658 S.W.2d 267 | Tex. App. | 1983
OPINION
This appeal is brought on four grounds of error from an aggravated robbery conviction wherein punishment was assessed at eighteen (18) years in the Texas Department of Corrections.
In Sheffield v. State, 650 S.W.2d 813, 814 (Tex.Cr.App.1983), the Court (per curiam) wrote:
“To prevent any misunderstanding, we take this opportunity to emphasize that the summary refusal of a petition for discretionary review by this Court is of no precedential value. This is true where the petition is refused without opinion, as is the usual practice, as well as where the petition is refused with a brief opinion disavowing the reasoning employed by the Court of Appeals, as in the instant case. The Bench and Bar of the State should not assume that the summary refusal of a petition for discretionary review lends any additional authority to the opinion of the Court of Appeals. Camp*268 bell v. State, 647 S.W.2d 660 (Tex.Cr.App.1983).”

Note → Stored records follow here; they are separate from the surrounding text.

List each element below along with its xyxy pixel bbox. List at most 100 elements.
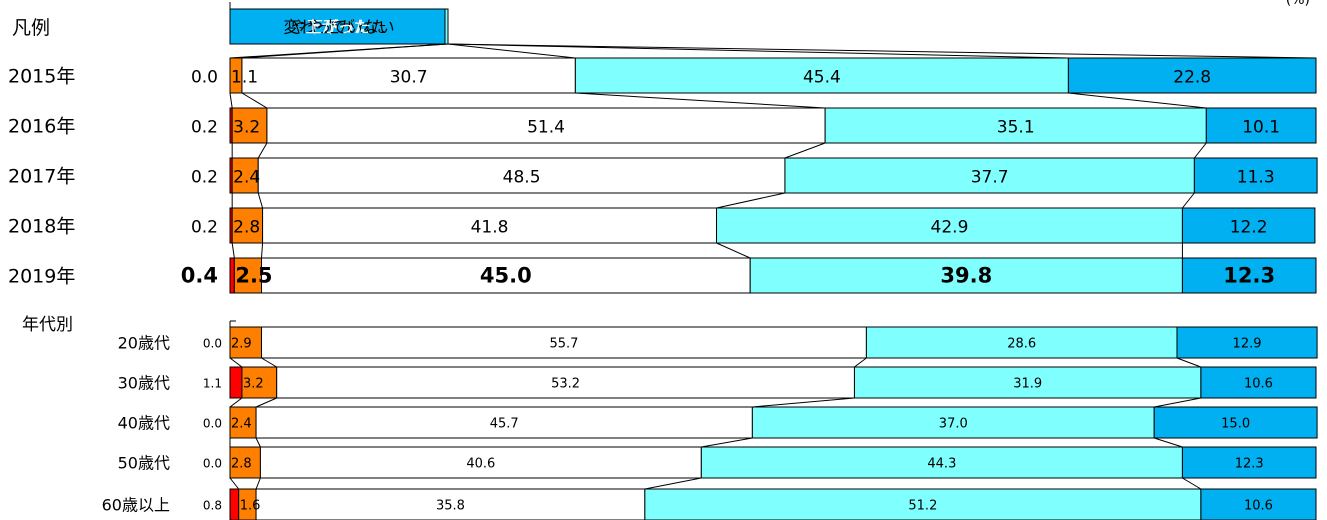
bar-segment xyxy=(229,326,262,359)
data-label: 15.0 xyxy=(1221,417,1250,432)
data-label: 45.7 xyxy=(490,417,519,432)
data-label: 11.3 xyxy=(1237,168,1275,188)
bar-segment xyxy=(1193,157,1318,194)
data-label: 2.5 xyxy=(235,264,272,288)
data-label: 1.1 xyxy=(203,377,222,391)
data-label: 41.8 xyxy=(471,218,509,238)
data-label: 0.2 xyxy=(191,168,218,188)
data-label: 10.6 xyxy=(1244,499,1273,514)
connector-line xyxy=(229,397,243,408)
data-label: 51.2 xyxy=(908,499,937,514)
category-label: 2015年 xyxy=(8,66,75,88)
connector-line xyxy=(255,397,277,408)
connector-line xyxy=(229,92,233,109)
bar-segment xyxy=(255,488,646,520)
connector-line xyxy=(752,397,855,408)
unit-label: (%) xyxy=(1286,0,1310,8)
legend-title: 凡例 xyxy=(12,17,50,39)
bar-segment xyxy=(229,257,235,294)
connector-line xyxy=(716,192,786,209)
connector-line xyxy=(1182,192,1195,209)
data-label: 2.8 xyxy=(231,457,252,472)
connector-line xyxy=(447,43,576,59)
connector-line xyxy=(255,477,261,490)
data-label: 0.0 xyxy=(203,417,222,431)
connector-line xyxy=(1068,92,1207,109)
connector-line xyxy=(260,242,264,259)
data-label: 31.9 xyxy=(1013,377,1042,392)
bar-segment xyxy=(260,257,751,294)
bar-segment xyxy=(1181,257,1317,294)
data-label: 1.1 xyxy=(231,68,258,88)
legend-swatch-5 xyxy=(229,8,446,45)
legend-label-4: やや上がった xyxy=(291,18,387,37)
data-label: 2.4 xyxy=(231,417,252,432)
bar-segment xyxy=(276,366,855,399)
data-label: 2.8 xyxy=(233,218,260,238)
bar-segment xyxy=(241,57,576,94)
bar-segment xyxy=(1153,406,1318,439)
data-label: 3.2 xyxy=(233,118,260,138)
legend-label-3: 変わっていない xyxy=(283,18,394,37)
category-label: 2016年 xyxy=(8,116,75,138)
bar-segment xyxy=(266,107,826,144)
connector-line xyxy=(1154,437,1183,448)
connector-line xyxy=(644,477,702,490)
connector-line xyxy=(784,142,826,159)
bar-segment xyxy=(574,57,1069,94)
legend-label-2: やや下がった xyxy=(291,18,387,37)
data-label: 0.4 xyxy=(181,264,218,288)
data-label: 0.2 xyxy=(191,118,218,138)
category-label: 40歳代 xyxy=(118,414,170,433)
data-label: 37.0 xyxy=(939,417,968,432)
connector-line xyxy=(231,242,235,259)
bar-segment xyxy=(716,207,1183,244)
data-label: 2.9 xyxy=(231,337,252,352)
category-label: 60歳以上 xyxy=(102,496,170,515)
data-label: 45.4 xyxy=(803,68,841,88)
bar-segment xyxy=(1181,207,1316,244)
bar-segment xyxy=(229,366,243,399)
data-label: 10.6 xyxy=(1244,377,1273,392)
data-label: 28.6 xyxy=(1007,337,1036,352)
bar-segment xyxy=(1200,488,1317,520)
data-label: 12.9 xyxy=(1233,337,1262,352)
connector-line xyxy=(444,43,1317,59)
data-label: 0.8 xyxy=(203,499,222,513)
data-label: 37.7 xyxy=(971,168,1009,188)
connector-line xyxy=(261,357,277,368)
bar-segment xyxy=(257,157,786,194)
connector-line xyxy=(257,142,268,159)
connector-line xyxy=(1154,397,1201,408)
connector-line xyxy=(716,242,751,259)
bar-segment xyxy=(700,446,1183,479)
bar-segments xyxy=(229,8,1318,520)
data-label: 22.8 xyxy=(1173,68,1211,88)
bar-segment xyxy=(255,406,753,439)
bar-segment xyxy=(644,488,1202,520)
data-label: 0.0 xyxy=(191,68,218,88)
bar-segment xyxy=(1176,326,1318,359)
category-label: 30歳代 xyxy=(118,374,170,393)
legend-label-5: 上がった xyxy=(305,18,369,37)
data-label: 12.3 xyxy=(1235,457,1264,472)
bar-segment xyxy=(853,366,1202,399)
data-label: 0.2 xyxy=(191,218,218,238)
data-label: 35.1 xyxy=(997,118,1035,138)
data-label: 30.7 xyxy=(390,68,428,88)
data-label: 10.1 xyxy=(1242,118,1280,138)
bar-segment xyxy=(784,157,1195,194)
data-label: 39.8 xyxy=(940,264,992,288)
data-label: 45.0 xyxy=(480,264,532,288)
category-label: 2019年 xyxy=(8,266,75,288)
bar-segment xyxy=(262,207,718,244)
bar-connector-lines xyxy=(229,2,1317,490)
connector-line xyxy=(241,43,449,59)
data-label: 1.6 xyxy=(240,499,261,514)
section-title-age: 年代別 xyxy=(22,315,73,335)
category-label: 2018年 xyxy=(8,216,75,238)
data-label: 48.5 xyxy=(503,168,541,188)
data-label: 42.9 xyxy=(931,218,969,238)
data-label: 35.8 xyxy=(436,499,465,514)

This being so, unless a new and novel question of law is involved in a case — or perhaps even where there is — a formal written opinion by a Court of Appeals serves no purpose under the current writ history citation format.

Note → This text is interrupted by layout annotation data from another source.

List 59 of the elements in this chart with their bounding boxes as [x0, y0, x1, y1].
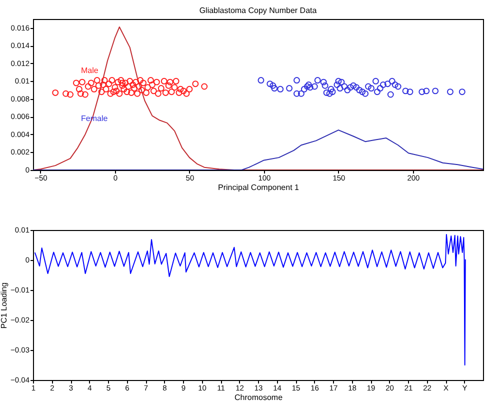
point — [406, 88, 414, 96]
point — [356, 86, 363, 94]
point — [304, 83, 310, 90]
point — [258, 77, 264, 84]
point — [387, 91, 394, 98]
point — [305, 81, 312, 88]
point — [423, 88, 430, 94]
point — [335, 78, 342, 84]
chart-title: Gliablastoma Copy Number Data — [199, 6, 318, 15]
line-series — [33, 130, 483, 170]
y-axis-title: PC1 Loading — [0, 282, 9, 329]
point — [365, 83, 372, 90]
point — [362, 90, 369, 97]
point — [322, 82, 328, 89]
point — [277, 86, 284, 92]
point — [338, 78, 345, 86]
point — [458, 88, 466, 96]
point — [374, 88, 380, 96]
point — [446, 88, 454, 96]
point — [314, 77, 321, 84]
point — [341, 83, 348, 90]
point — [320, 78, 327, 86]
point — [344, 86, 351, 94]
point — [306, 84, 314, 91]
point — [402, 88, 409, 94]
point — [294, 90, 300, 97]
x-axis-title: Principal Component 1 — [218, 183, 300, 192]
point — [266, 80, 274, 88]
point — [334, 81, 340, 88]
point — [353, 84, 360, 91]
point — [418, 88, 426, 96]
point — [347, 84, 354, 91]
point — [323, 89, 330, 96]
point — [376, 85, 384, 92]
point — [336, 85, 344, 92]
point — [270, 82, 276, 89]
point — [372, 78, 379, 84]
point — [271, 85, 278, 92]
point — [350, 82, 357, 89]
series-label: Male — [81, 66, 99, 75]
point — [384, 80, 391, 88]
point — [328, 86, 334, 92]
point — [388, 78, 396, 84]
point — [294, 77, 300, 84]
point — [432, 88, 439, 94]
point — [392, 81, 398, 88]
point — [300, 86, 308, 92]
point — [394, 83, 402, 90]
point — [311, 83, 318, 90]
point — [380, 81, 386, 88]
point — [368, 85, 374, 92]
line-series — [33, 26, 483, 170]
point — [298, 90, 304, 97]
point — [329, 88, 336, 96]
point — [286, 85, 293, 92]
point — [359, 88, 366, 96]
line-series — [34, 234, 466, 366]
point — [326, 90, 333, 97]
x-axis-title: Chromosome — [234, 393, 284, 402]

We have carefully reviewed this appeal and find no error. All of appellant’s grounds of error are overruled, and the judgment of the trial court is affirmed. The authority we rely on in overruling the first ground of error is Swink v. State, 617 S.W.2d 203, 208 (Tex.Cr.App.1981), cert. denied, 454 U.S. 1087, 102 S.Ct. 648, 70 L.Ed.2d 624 (1981). Hankins v. State, 646 S.W.2d 191, 199 (Tex.Cr.App.1981), is the case we rely on in overruling appellant’s second ground of error, and Tex.Penal Code Ann. § 46.01(3) (Vernon 1974) forms the basis of our action in overruling ground of error number three. Tex.Rev.Civ.Stat. Ann. art. 3731a, § 4 (Vernon Supp. 1982-1983) supports our action in overruling appellant’s fourth ground of error.